San Jose · Facebook-Chef Zuckerberg setzt auf mehr Privatsphäre für Nutzer. Nicht ungefährlich fürs Geschäft. Aber der Gigant ist optimistisch.

 Facebook-Chef Mark Zuckerberg will den Fokus auf mehr Datenschutz richten. Bislang gilt der Internet-Gigant eher als Daten-Krake – auch daher zeigt dieses Kunstwerk des Street-Art-Trios Mentalgassi den Facebook-Chef mit Überwachungskameras in den Augen. Zu sehen ist es bei der UrbanArt Biennale in der Völklinger Hütte.

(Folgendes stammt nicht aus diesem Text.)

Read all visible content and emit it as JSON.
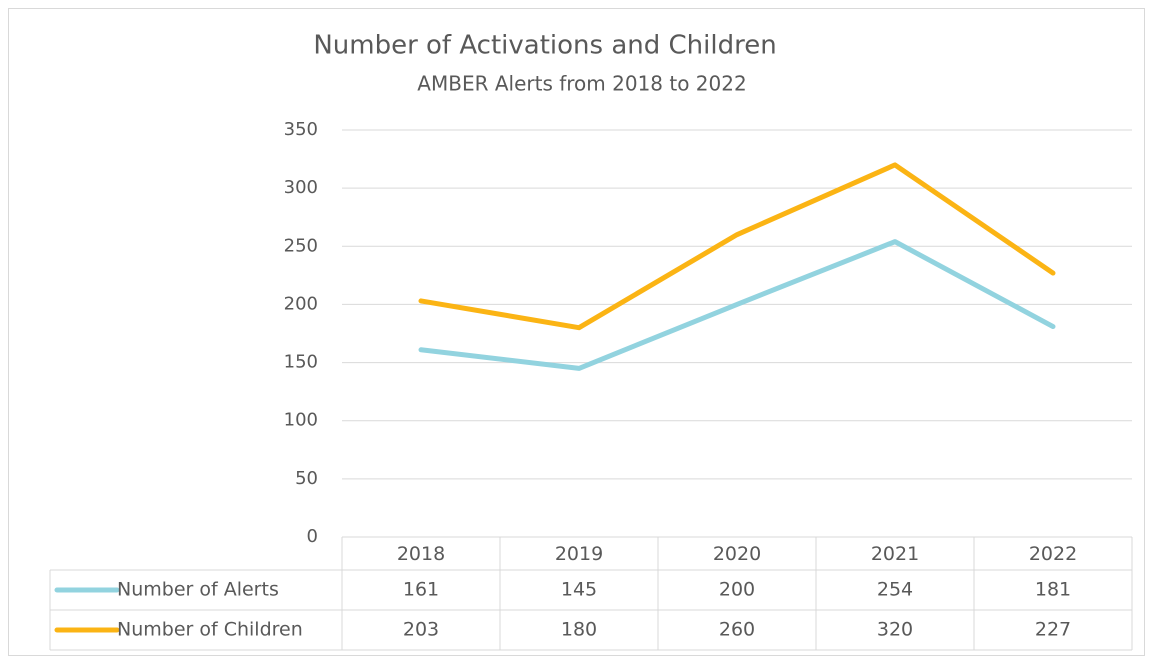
{
  "chart_data": {
    "type": "line",
    "title": "Number of Activations and Children",
    "subtitle": "AMBER Alerts from 2018 to 2022",
    "categories": [
      "2018",
      "2019",
      "2020",
      "2021",
      "2022"
    ],
    "series": [
      {
        "name": "Number of Alerts",
        "color": "#92d3df",
        "values": [
          161,
          145,
          200,
          254,
          181
        ]
      },
      {
        "name": "Number of Children",
        "color": "#fbb414",
        "values": [
          203,
          180,
          260,
          320,
          227
        ]
      }
    ],
    "ylim": [
      0,
      350
    ],
    "yticks": [
      0,
      50,
      100,
      150,
      200,
      250,
      300,
      350
    ],
    "grid": true
  }
}
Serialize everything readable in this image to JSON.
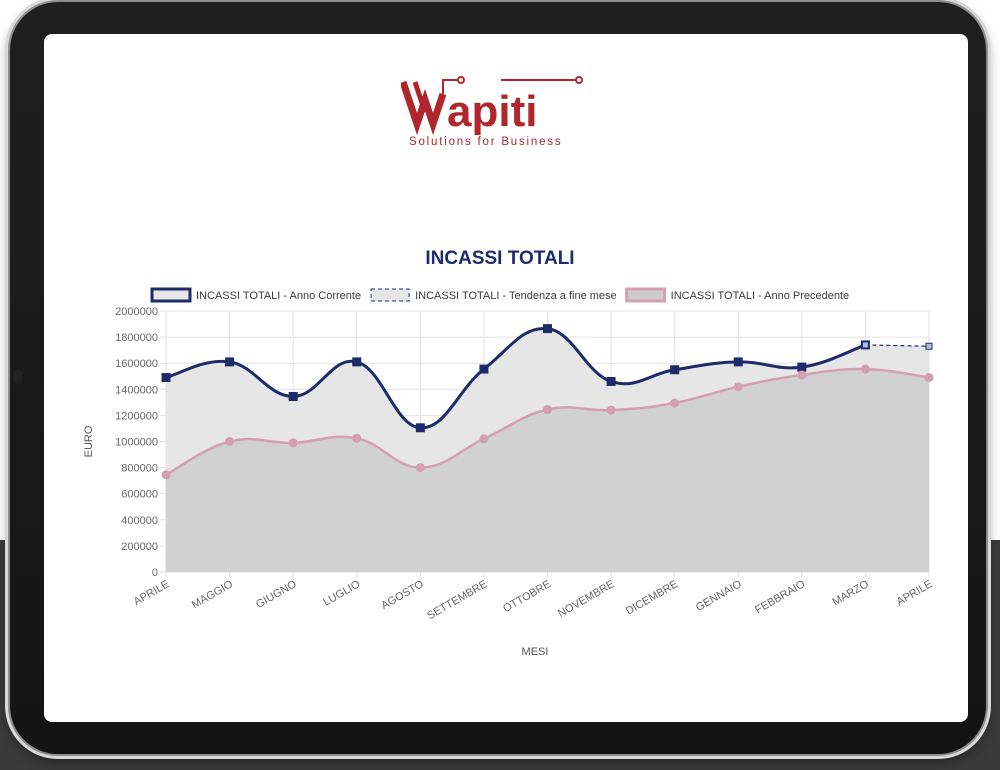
{
  "brand": {
    "name": "Wapiti",
    "tagline": "Solutions for Business",
    "color": "#b0262c"
  },
  "chart_data": {
    "type": "line",
    "title": "INCASSI TOTALI",
    "xlabel": "MESI",
    "ylabel": "EURO",
    "ylim": [
      0,
      2000000
    ],
    "yticks": [
      0,
      200000,
      400000,
      600000,
      800000,
      1000000,
      1200000,
      1400000,
      1600000,
      1800000,
      2000000
    ],
    "categories": [
      "APRILE",
      "MAGGIO",
      "GIUGNO",
      "LUGLIO",
      "AGOSTO",
      "SETTEMBRE",
      "OTTOBRE",
      "NOVEMBRE",
      "DICEMBRE",
      "GENNAIO",
      "FEBBRAIO",
      "MARZO",
      "APRILE"
    ],
    "grid": true,
    "legend_position": "top",
    "series": [
      {
        "name": "INCASSI TOTALI - Anno Corrente",
        "color": "#1d2b6b",
        "fill": "#e6e6e6",
        "style": "solid",
        "marker": "square",
        "values": [
          1490000,
          1610000,
          1345000,
          1610000,
          1105000,
          1555000,
          1865000,
          1460000,
          1550000,
          1610000,
          1570000,
          1740000,
          null
        ]
      },
      {
        "name": "INCASSI TOTALI - Tendenza a fine mese",
        "color": "#1d2b6b",
        "fill": "#e6e6e6",
        "style": "dashed",
        "marker": "square",
        "values": [
          null,
          null,
          null,
          null,
          null,
          null,
          null,
          null,
          null,
          null,
          null,
          1740000,
          1730000
        ]
      },
      {
        "name": "INCASSI TOTALI - Anno Precedente",
        "color": "#d4a0b0",
        "fill": "#cccccc",
        "style": "solid",
        "marker": "circle",
        "values": [
          745000,
          1000000,
          990000,
          1025000,
          800000,
          1020000,
          1245000,
          1240000,
          1295000,
          1420000,
          1510000,
          1555000,
          1490000
        ]
      }
    ]
  }
}
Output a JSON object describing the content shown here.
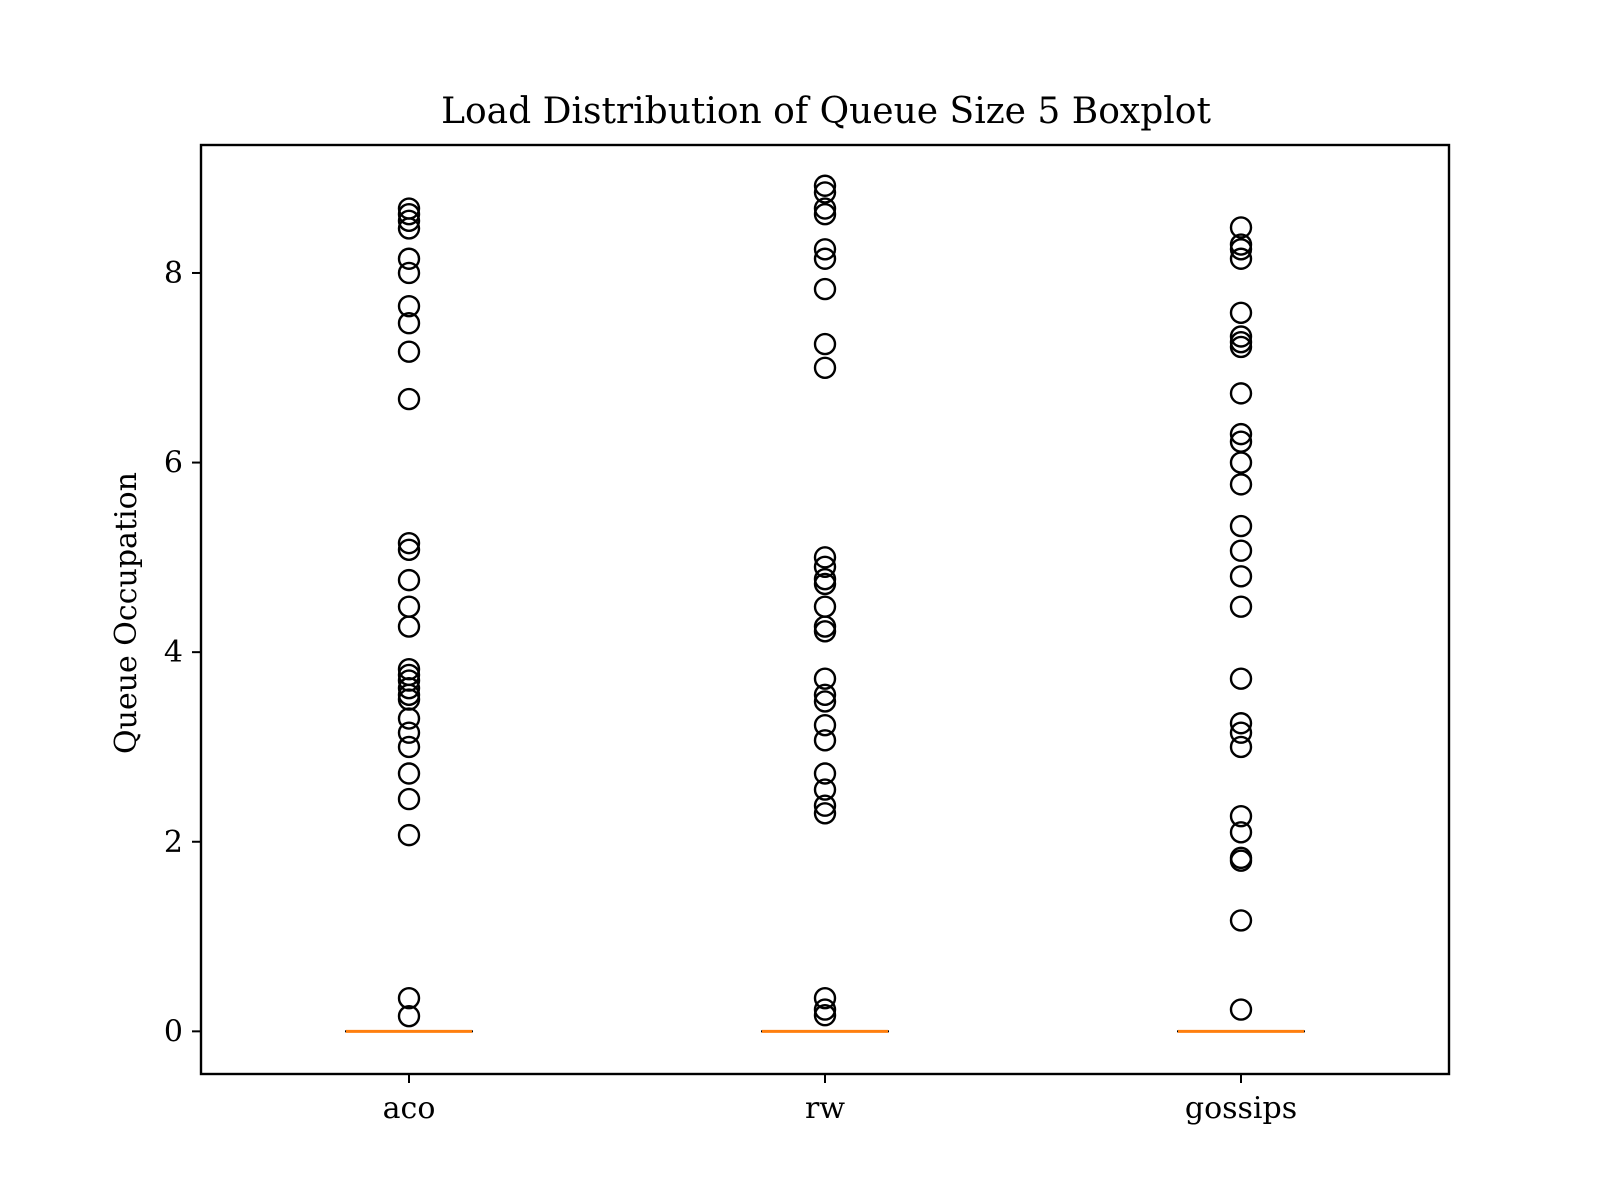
{
  "chart_data": {
    "type": "boxplot",
    "title": "Load Distribution of Queue Size 5 Boxplot",
    "xlabel": "",
    "ylabel": "Queue Occupation",
    "categories": [
      "aco",
      "rw",
      "gossips"
    ],
    "ylim": [
      -0.45,
      9.35
    ],
    "yticks": [
      0,
      2,
      4,
      6,
      8
    ],
    "grid": false,
    "colors": {
      "median": "#ff7f0e",
      "box": "#000000",
      "flier": "#000000",
      "frame": "#000000"
    },
    "series": [
      {
        "category": "aco",
        "box": {
          "whislo": 0,
          "q1": 0,
          "med": 0,
          "q3": 0,
          "whishi": 0
        },
        "fliers": [
          8.68,
          8.62,
          8.55,
          8.47,
          8.15,
          8.0,
          7.65,
          7.47,
          7.17,
          6.67,
          5.15,
          5.08,
          4.76,
          4.48,
          4.27,
          3.82,
          3.76,
          3.7,
          3.62,
          3.55,
          3.5,
          3.3,
          3.15,
          3.0,
          2.72,
          2.45,
          2.07,
          0.35,
          0.16
        ]
      },
      {
        "category": "rw",
        "box": {
          "whislo": 0,
          "q1": 0,
          "med": 0,
          "q3": 0,
          "whishi": 0
        },
        "fliers": [
          8.92,
          8.85,
          8.68,
          8.62,
          8.25,
          8.15,
          7.83,
          7.25,
          7.0,
          5.0,
          4.9,
          4.77,
          4.72,
          4.48,
          4.27,
          4.22,
          3.72,
          3.55,
          3.48,
          3.23,
          3.07,
          2.72,
          2.55,
          2.38,
          2.3,
          0.35,
          0.23,
          0.17
        ]
      },
      {
        "category": "gossips",
        "box": {
          "whislo": 0,
          "q1": 0,
          "med": 0,
          "q3": 0,
          "whishi": 0
        },
        "fliers": [
          8.48,
          8.3,
          8.25,
          8.15,
          7.58,
          7.33,
          7.27,
          7.22,
          6.73,
          6.3,
          6.22,
          6.0,
          5.77,
          5.33,
          5.07,
          4.8,
          4.48,
          3.72,
          3.25,
          3.15,
          3.0,
          2.27,
          2.1,
          1.83,
          1.8,
          1.17,
          0.23
        ]
      }
    ]
  }
}
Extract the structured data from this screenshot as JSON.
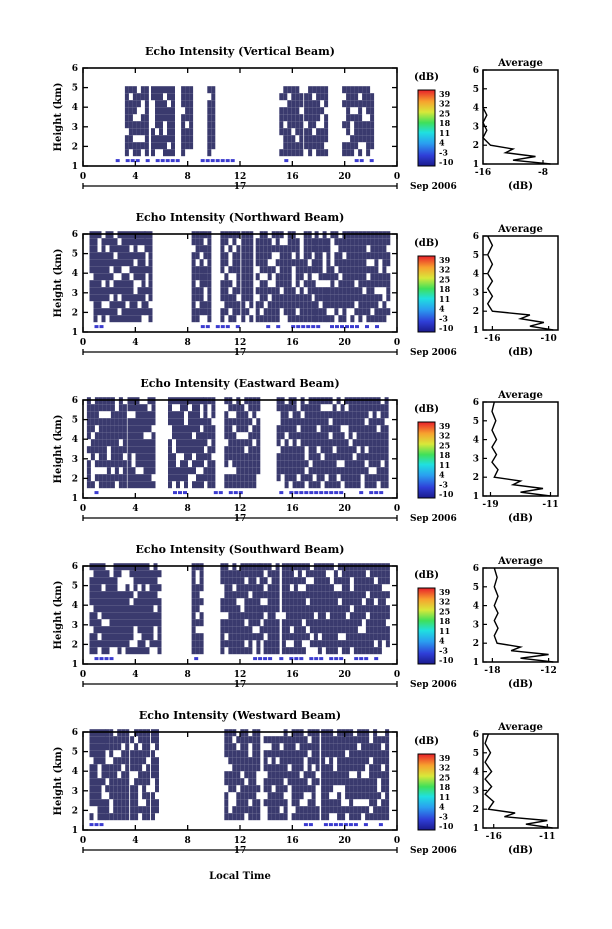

Facebook-Chef Mark Zuckerberg will den Fokus auf mehr Datenschutz richten. Bislang gilt der Internet-Gigant eher als Daten-Krake – auch daher zeigt dieses Kunstwerk des Street-Art-Trios Mentalgassi den Facebook-Chef mit Überwachungskameras in den Augen. Zu sehen ist es bei der UrbanArt Biennale in der Völklinger Hütte.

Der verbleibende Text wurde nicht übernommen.